On-Call: A Picture is Worth a Thousand Words

In the the 2010 Economist article Show Me, Martin Wattenberg, a graphic designer at SmartMoney, came up with a "Map of the Market", a way of visualizing closing share prices of 500 companies in the stock market by sector. Today, data visualization has been extended to fields of computer science, statistics, artistic design, and storytelling. In contrast to numerical data, words are often represented a "word clouds". Using natural language processing, political speeches both past and present are analyzed for their most frequent word usage. Social networking sites that allow "tagging" also gave nascence to "tag clouds".

The human brain processes information better via images rather than words or numbers. While numerical tables take mental and cognitive exertion, visual information can be absorbed almost instantaneously.

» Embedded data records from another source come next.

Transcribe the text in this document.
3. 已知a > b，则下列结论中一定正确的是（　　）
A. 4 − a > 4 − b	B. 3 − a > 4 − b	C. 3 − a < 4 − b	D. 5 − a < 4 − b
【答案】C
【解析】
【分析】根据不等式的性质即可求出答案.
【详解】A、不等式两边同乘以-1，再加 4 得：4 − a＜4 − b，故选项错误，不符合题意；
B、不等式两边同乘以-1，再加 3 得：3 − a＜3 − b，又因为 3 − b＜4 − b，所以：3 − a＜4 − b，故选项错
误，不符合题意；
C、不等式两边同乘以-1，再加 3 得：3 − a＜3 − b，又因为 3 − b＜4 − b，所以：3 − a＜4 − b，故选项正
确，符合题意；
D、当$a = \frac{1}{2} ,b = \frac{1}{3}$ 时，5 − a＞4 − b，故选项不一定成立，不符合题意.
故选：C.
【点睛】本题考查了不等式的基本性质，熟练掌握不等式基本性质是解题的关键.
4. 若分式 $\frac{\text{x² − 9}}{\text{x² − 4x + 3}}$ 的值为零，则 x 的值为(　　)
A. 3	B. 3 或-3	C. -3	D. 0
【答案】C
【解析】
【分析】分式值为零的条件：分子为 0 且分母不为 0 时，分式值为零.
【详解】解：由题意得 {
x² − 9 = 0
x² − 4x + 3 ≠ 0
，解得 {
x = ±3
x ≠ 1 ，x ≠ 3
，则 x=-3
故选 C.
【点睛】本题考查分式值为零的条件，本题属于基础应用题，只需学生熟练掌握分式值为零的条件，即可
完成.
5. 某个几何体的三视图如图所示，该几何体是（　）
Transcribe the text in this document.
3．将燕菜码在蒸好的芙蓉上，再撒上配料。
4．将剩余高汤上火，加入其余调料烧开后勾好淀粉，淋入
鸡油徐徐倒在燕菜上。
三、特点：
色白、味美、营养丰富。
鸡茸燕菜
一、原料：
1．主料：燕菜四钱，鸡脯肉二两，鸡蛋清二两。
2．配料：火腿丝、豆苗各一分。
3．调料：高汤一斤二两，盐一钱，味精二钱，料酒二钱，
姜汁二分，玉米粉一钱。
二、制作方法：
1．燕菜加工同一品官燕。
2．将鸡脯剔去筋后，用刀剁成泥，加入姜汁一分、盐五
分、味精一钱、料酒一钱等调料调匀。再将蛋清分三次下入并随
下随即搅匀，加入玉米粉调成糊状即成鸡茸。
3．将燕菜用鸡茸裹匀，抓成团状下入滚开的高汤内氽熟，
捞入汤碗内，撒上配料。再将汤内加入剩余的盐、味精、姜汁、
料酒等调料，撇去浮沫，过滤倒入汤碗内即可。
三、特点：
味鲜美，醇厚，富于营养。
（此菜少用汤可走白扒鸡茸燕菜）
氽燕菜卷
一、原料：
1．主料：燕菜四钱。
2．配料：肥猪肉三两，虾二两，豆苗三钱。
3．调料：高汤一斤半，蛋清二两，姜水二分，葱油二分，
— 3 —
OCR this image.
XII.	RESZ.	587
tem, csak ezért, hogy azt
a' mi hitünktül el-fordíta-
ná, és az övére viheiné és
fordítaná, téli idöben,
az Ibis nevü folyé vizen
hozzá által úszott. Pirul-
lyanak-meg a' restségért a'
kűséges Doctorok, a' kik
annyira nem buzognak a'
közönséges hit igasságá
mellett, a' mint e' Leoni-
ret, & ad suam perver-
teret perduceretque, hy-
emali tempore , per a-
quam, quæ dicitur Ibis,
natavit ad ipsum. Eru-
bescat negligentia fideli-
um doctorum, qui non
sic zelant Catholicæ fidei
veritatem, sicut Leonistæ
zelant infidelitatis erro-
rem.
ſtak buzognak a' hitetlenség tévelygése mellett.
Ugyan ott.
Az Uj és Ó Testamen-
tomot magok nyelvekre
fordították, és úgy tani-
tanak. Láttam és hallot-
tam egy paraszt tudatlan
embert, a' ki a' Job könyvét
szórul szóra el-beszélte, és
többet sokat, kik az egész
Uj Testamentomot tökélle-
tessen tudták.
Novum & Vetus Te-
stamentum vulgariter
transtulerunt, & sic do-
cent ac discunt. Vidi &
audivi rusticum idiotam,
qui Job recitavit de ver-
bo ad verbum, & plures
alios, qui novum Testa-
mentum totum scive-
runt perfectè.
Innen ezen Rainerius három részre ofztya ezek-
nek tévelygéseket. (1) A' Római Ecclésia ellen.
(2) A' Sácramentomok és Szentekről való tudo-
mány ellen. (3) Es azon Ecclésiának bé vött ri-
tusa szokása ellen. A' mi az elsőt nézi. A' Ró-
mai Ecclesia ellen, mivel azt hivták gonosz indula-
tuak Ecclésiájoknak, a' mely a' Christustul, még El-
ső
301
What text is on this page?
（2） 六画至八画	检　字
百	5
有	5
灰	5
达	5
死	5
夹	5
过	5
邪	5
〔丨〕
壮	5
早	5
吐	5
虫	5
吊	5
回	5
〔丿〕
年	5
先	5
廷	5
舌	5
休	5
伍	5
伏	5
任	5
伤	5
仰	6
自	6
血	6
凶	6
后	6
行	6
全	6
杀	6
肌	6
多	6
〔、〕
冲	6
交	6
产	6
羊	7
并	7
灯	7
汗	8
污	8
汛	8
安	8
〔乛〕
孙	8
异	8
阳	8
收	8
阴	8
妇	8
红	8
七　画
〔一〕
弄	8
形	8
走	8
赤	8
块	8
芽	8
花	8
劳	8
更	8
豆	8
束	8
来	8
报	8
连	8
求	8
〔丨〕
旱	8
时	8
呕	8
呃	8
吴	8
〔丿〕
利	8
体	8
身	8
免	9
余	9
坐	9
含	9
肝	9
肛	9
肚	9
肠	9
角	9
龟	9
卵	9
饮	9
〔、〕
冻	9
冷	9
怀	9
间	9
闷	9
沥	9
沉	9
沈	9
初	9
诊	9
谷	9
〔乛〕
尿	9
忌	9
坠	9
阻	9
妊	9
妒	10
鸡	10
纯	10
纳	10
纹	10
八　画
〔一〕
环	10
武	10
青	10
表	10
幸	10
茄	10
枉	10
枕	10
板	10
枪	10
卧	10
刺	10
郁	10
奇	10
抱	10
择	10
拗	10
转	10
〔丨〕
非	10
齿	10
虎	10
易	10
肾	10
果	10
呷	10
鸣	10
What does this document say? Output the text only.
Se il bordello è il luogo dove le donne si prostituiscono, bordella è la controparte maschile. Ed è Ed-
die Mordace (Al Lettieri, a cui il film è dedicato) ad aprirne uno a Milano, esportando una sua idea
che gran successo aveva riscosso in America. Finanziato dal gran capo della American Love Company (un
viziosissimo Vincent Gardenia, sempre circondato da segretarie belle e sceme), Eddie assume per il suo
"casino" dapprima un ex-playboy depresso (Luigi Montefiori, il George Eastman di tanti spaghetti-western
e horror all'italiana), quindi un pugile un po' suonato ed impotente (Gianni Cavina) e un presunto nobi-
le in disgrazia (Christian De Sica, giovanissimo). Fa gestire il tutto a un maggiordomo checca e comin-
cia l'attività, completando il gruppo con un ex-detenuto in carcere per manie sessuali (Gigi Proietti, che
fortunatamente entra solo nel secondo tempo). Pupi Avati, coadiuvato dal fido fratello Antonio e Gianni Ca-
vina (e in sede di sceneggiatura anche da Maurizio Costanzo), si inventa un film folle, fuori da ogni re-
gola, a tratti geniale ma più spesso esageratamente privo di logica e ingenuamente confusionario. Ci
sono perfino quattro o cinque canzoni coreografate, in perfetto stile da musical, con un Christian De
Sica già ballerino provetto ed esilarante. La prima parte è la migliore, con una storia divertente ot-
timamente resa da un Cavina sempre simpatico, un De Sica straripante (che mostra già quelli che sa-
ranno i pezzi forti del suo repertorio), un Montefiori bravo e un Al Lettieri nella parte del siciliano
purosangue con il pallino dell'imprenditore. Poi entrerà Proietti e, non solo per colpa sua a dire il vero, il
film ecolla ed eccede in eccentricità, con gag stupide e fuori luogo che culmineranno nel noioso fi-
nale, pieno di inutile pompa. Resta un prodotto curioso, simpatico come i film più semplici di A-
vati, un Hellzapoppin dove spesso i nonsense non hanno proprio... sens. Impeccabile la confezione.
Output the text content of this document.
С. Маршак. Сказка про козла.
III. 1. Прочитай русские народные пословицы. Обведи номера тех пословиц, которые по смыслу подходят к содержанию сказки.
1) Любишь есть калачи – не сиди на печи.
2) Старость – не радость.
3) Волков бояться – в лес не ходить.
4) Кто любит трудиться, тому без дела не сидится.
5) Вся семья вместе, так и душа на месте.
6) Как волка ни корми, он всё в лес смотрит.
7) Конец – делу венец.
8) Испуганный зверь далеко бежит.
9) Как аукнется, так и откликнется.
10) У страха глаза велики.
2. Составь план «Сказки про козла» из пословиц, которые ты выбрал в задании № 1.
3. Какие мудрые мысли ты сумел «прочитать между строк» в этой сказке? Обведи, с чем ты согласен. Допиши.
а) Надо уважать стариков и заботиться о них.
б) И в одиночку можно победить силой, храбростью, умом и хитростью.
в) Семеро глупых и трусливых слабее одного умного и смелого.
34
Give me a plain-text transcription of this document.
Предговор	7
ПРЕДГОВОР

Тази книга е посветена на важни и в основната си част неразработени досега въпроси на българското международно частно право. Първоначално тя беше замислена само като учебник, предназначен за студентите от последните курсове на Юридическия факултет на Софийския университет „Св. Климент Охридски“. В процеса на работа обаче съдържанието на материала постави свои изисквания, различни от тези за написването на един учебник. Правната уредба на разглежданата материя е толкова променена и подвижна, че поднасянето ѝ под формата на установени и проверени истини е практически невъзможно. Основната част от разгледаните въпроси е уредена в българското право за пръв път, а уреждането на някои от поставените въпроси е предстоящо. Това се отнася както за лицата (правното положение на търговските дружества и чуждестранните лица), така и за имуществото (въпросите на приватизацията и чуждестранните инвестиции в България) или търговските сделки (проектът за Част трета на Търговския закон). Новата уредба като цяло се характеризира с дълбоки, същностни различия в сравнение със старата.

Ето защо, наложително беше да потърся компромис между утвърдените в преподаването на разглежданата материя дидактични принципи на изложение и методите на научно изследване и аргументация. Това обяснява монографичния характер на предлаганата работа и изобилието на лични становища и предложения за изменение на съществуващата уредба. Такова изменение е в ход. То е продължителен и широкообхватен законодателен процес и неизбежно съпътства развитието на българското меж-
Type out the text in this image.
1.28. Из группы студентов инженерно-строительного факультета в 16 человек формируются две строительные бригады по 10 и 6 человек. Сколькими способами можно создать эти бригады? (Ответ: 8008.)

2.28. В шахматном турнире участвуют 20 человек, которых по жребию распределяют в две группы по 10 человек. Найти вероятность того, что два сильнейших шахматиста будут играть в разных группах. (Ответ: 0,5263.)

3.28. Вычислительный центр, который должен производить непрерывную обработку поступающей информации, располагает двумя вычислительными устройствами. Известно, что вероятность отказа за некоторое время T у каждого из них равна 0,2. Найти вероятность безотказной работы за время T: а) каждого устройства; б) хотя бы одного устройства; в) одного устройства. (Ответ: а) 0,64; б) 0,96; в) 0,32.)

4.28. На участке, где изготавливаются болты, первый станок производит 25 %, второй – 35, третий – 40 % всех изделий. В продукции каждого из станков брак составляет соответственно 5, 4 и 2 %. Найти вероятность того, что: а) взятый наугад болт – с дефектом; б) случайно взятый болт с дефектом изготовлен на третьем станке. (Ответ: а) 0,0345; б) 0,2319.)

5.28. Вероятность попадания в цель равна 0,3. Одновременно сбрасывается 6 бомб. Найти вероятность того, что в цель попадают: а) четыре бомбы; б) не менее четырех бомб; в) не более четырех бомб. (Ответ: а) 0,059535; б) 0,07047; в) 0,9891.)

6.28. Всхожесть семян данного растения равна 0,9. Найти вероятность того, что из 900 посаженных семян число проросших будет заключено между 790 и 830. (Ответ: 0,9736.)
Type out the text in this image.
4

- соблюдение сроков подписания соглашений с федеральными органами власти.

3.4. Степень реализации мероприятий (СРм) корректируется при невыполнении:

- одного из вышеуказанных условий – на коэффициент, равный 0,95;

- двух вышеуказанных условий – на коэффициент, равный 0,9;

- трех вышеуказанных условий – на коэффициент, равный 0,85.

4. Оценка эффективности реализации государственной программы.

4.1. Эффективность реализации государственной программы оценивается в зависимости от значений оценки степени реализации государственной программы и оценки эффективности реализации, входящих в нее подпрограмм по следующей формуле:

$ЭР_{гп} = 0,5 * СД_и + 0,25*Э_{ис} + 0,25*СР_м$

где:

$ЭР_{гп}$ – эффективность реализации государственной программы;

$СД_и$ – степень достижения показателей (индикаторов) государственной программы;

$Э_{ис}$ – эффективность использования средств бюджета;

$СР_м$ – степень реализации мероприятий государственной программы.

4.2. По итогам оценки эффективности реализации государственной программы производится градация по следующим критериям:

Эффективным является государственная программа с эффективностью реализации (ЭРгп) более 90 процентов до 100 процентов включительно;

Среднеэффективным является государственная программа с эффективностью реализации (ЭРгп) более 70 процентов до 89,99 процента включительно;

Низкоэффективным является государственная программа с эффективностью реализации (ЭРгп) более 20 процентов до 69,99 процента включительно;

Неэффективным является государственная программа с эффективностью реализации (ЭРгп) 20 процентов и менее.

The brain finds it easier to process information if it is presented
as an image rather than as words or numbers. The right hemisphere
recognises shapes and colours. The left side of the brain processes
information in an analytical and sequential way and is more active when
people read text or look at a spreadsheet. Looking through a numerical
table takes a lot of mental effort, but information presented visually
can be grasped in a few seconds. The brain identifies patterns,
proportions and relationships to make instant subliminal comparisons.
Businesses care about such things. Farecast, the online price-prediction
service, hired applied psychologists to design the site’s charts and
colour schemes.

Data visualization is still being explored for its contribution and
value. In art, it has been recognized at the Whitney and the Museum of
Modern Art. In science, a representation of the sources cited in Nature codes
sources and scientific fields in different colors. This method of
organization helps readers to visualize which biology sources are
most heavily cited. In business, Ben Fry, co-creator of the visual language Processing, designed interactive chartes for General Motor's healthcare division that display costs borne by patients and insurers throughout the insured's lives. The New York Times and the Guardian have consistently produced rich data visualizations and interactive graphics to help readers better understand their print material.

Information display can indeed make a difference. Valdis Krebs, a consultant in mapping social interactions, once drew up a network map of e-mail traffic that displayed clusters that revealed teams were not talking to one another; rather through managers. This revelation effected change as the company changed its layout and work processes thereafter.